The BROWSE button permits the genotyping data text file to be attached. Each text file obtained from the genotyping machinery, contains data from one 384-well template, where information on the position of up to 384 DNA samples, the alternating alleles of one SNP, the DNA quality, the detection rate quality and other is integrated. After browsing the selected file, the SEND button sends the text files and all descriptive data to the server via the Internet. Server software processess the acquired information and applies the decoding scheme in accordance with the experimental conditions. Interpreted data are converted into a format in compliance with their preliminary properties and functions, and recorded in the database at a predefined position. In other words, the template ID, the position of the DNA sample, the genotyping data and the ID of the patient or the control subject are recognized and matched, and can be preserved structured in a database.

The main page of the interface allows the client to abide for errors in the selection of SNP and template IDs and get information on the progress of statistical processing.

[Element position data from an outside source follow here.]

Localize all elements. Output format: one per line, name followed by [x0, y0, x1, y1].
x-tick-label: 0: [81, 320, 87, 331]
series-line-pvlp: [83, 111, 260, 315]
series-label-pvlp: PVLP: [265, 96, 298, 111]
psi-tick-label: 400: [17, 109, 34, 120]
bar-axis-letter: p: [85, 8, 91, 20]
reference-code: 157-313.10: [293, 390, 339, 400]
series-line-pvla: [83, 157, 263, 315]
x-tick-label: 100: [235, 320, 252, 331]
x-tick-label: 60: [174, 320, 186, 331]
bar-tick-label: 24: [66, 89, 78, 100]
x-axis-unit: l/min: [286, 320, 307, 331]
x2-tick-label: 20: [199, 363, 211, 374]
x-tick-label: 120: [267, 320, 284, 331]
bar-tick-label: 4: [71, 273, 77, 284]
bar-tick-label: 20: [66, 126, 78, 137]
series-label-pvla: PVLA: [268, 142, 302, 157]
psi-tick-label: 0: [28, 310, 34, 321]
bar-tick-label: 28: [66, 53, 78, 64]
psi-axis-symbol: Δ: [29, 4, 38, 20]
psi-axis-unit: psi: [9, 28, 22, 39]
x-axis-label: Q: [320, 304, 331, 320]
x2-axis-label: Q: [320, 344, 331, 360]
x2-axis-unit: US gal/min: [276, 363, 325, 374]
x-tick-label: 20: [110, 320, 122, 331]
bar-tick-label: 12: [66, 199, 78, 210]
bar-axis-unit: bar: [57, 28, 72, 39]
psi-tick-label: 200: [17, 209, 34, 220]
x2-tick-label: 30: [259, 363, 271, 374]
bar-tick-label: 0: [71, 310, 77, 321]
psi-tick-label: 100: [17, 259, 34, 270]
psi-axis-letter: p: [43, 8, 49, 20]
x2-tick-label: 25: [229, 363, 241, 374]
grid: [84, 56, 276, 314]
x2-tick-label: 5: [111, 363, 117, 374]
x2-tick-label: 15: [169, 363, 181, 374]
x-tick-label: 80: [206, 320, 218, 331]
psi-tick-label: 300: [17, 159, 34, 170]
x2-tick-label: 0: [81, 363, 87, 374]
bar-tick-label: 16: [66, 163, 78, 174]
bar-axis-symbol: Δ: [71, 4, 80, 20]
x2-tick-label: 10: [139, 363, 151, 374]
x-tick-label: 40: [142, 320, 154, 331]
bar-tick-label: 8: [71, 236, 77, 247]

In brief, the statistical analysis is completed. The SECOND (part)-button enables quick link to page with precise statistical data in a suitable table format. A MAIN (page)-button enables returning to the main page (Figure 2B).

The Clear SNP-button enables erasing SNP data in DB, if necessary (in case of re-genotyping or detected errors) (Figure 2B). In case of accidental recording of new data over existing one, the client receives a message alert to accept or refuse a new entry. This prevents both duplicates and database disruption. Once stored into database, the data is transformed into a very convenient form for further processing.

Most of the statistical parameters of the investigated markers are obtained by standard operations of the database, whereas some are estimated by specific PHP commands. For each genetic marker the following parameters are presented in a practical format (Figure 2): i) allele and genotype frequencies in cases and healthy controls as absolute values and as percentage, in order to facilitate the comparison between genotyping data and data from the whole genome association study and the HapMap database; ii) statistical significance of the association between allele and genotype frequencies and phenotype expression, expressed in p values computed by the two-sided Fisher’s exact test; iii) identification of risk allele (the allele associated with increased risk for phenotype expression; the allele that is more common in case samples compared to control samples); iv) odds ratio (OD) (a statistical measure of the strength of association between having the risk factor if the disease is present compared to if it is absent) in accordance with the risk allele; v) the 95% confidence interval (95% CI).

The main advantage of the described product compared to the common electronic spreadsheet approach is the opportunity for establishing a structured database, which may be further processed further if necessary. For example, haplotype analysis, evaluation of correlations within different subgroups of subjects according to their age, gender, drug therapy applied.